Farooq A. Kperogi casts a critical glance at the “citizen journalism takes on the mainstream media” narrative, through the case study of CNN’s iReport. He describes the undertaking as an example of hegemonic cooptation of citizen journalism, in which voluntary cultural labour is being exploited, and in which there’s very little (or, with Zizek: “just enough”) space for questioning said hegemonic practices of CNN. In the project of corporate sponsored citizen media – so far as such a thing is even possible -, parties are far from being equal. (Hardly a revolutionary thought, but it’s nice to see some empirical data backing it up in any case.)
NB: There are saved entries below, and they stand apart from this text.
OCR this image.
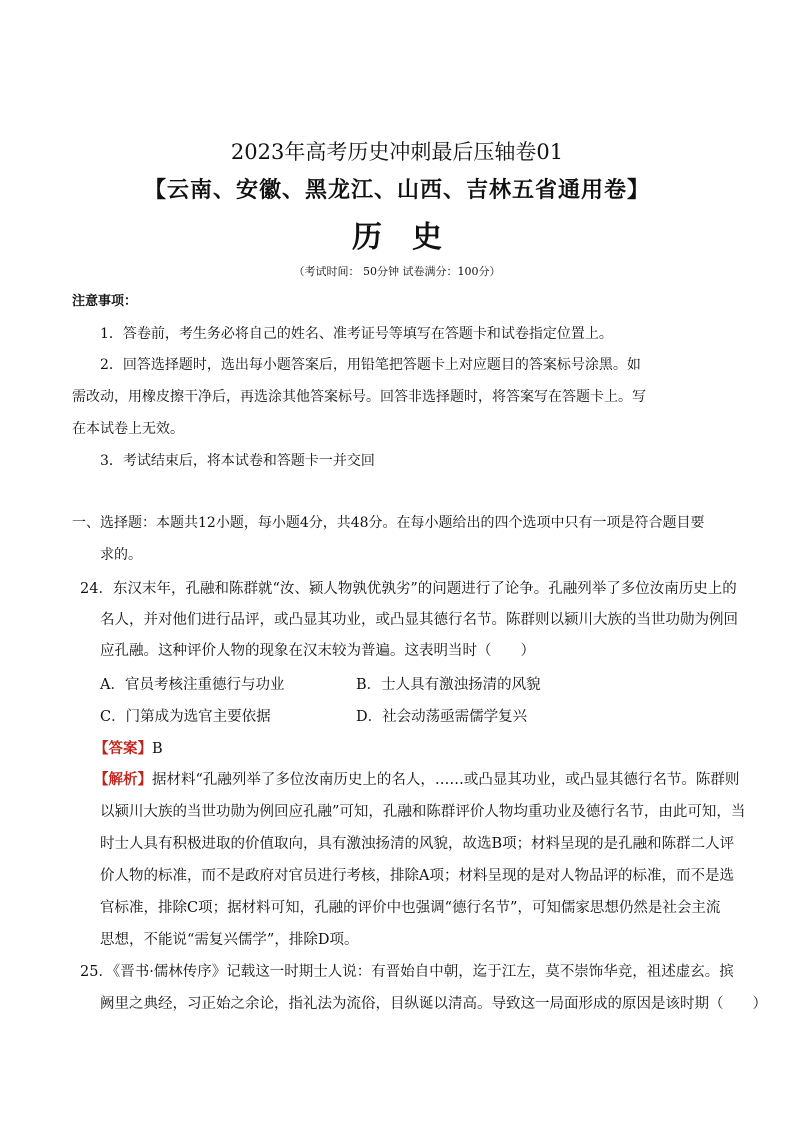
2023年高考历史冲刺最后压轴卷01
【云南、安徽、黑龙江、山西、吉林五省通用卷】
历史
（考试时间： 50分钟 试卷满分：100分）
注意事项：
1．答卷前，考生务必将自己的姓名、准考证号等填写在答题卡和试卷指定位置上。
2．回答选择题时，选出每小题答案后，用铅笔把答题卡上对应题目的答案标号涂黑。如
需改动，用橡皮擦干净后，再选涂其他答案标号。回答非选择题时，将答案写在答题卡上。写
在本试卷上无效。
3．考试结束后，将本试卷和答题卡一并交回
一、选择题：本题共12小题，每小题4分，共48分。在每小题给出的四个选项中只有一项是符合题目要
求的。
24．东汉末年，孔融和陈群就“汝、颍人物孰优孰劣”的问题进行了论争。孔融列举了多位汝南历史上的
名人，并对他们进行品评，或凸显其功业，或凸显其德行名节。陈群则以颍川大族的当世功勋为例回
应孔融。这种评价人物的现象在汉末较为普遍。这表明当时（　　）
A．官员考核注重德行与功业	B．士人具有激浊扬清的风貌
C．门第成为选官主要依据	D．社会动荡亟需儒学复兴
【答案】B
【解析】据材料“孔融列举了多位汝南历史上的名人，……或凸显其功业，或凸显其德行名节。陈群则
以颍川大族的当世功勋为例回应孔融”可知，孔融和陈群评价人物均重功业及德行名节，由此可知，当
时士人具有积极进取的价值取向，具有激浊扬清的风貌，故选B项；材料呈现的是孔融和陈群二人评
价人物的标准，而不是政府对官员进行考核，排除A项；材料呈现的是对人物品评的标准，而不是选
官标准，排除C项；据材料可知，孔融的评价中也强调“德行名节”，可知儒家思想仍然是社会主流
思想，不能说“需复兴儒学”，排除D项。
25．《晋书·儒林传序》记载这一时期士人说：有晋始自中朝，迄于江左，莫不崇饰华竞，祖述虚玄。摈
阙里之典经，习正始之余论，指礼法为流俗，目纵诞以清高。导致这一局面形成的原因是该时期（　　）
On the other hand, I think that Kperogi himself overlooked an aspect of the mainstream media – citizen media relationship. He emphasizes how CNN doesn’t reward its citizen journalists (financially or otherwise) – which is of course a point to consider. But I’d imagine that the motivation for a lot of citizen journalists in a lot of cases is getting the coverage itself – coverage that otherwise would be even (much) harder to obtain. As Kperogi himself writes, user-generated pieces of reporting sometimes in fact end up being used in the traditional broadcasts of CNN. On the one hand, you could look at such cases as not being paid for your journalistic work; on the other hand, you could also look at with the perspective of how much you’d have to pay (or what kind of thing you’d have to do) to actually get covered on CNN.
Kperogi, Farooq A. (2010): “Cooperation with the corporation? CNN and the hegemonic cooptation of citizen journalism through iReport.com” in: New Media & Society 13(2), 314-329.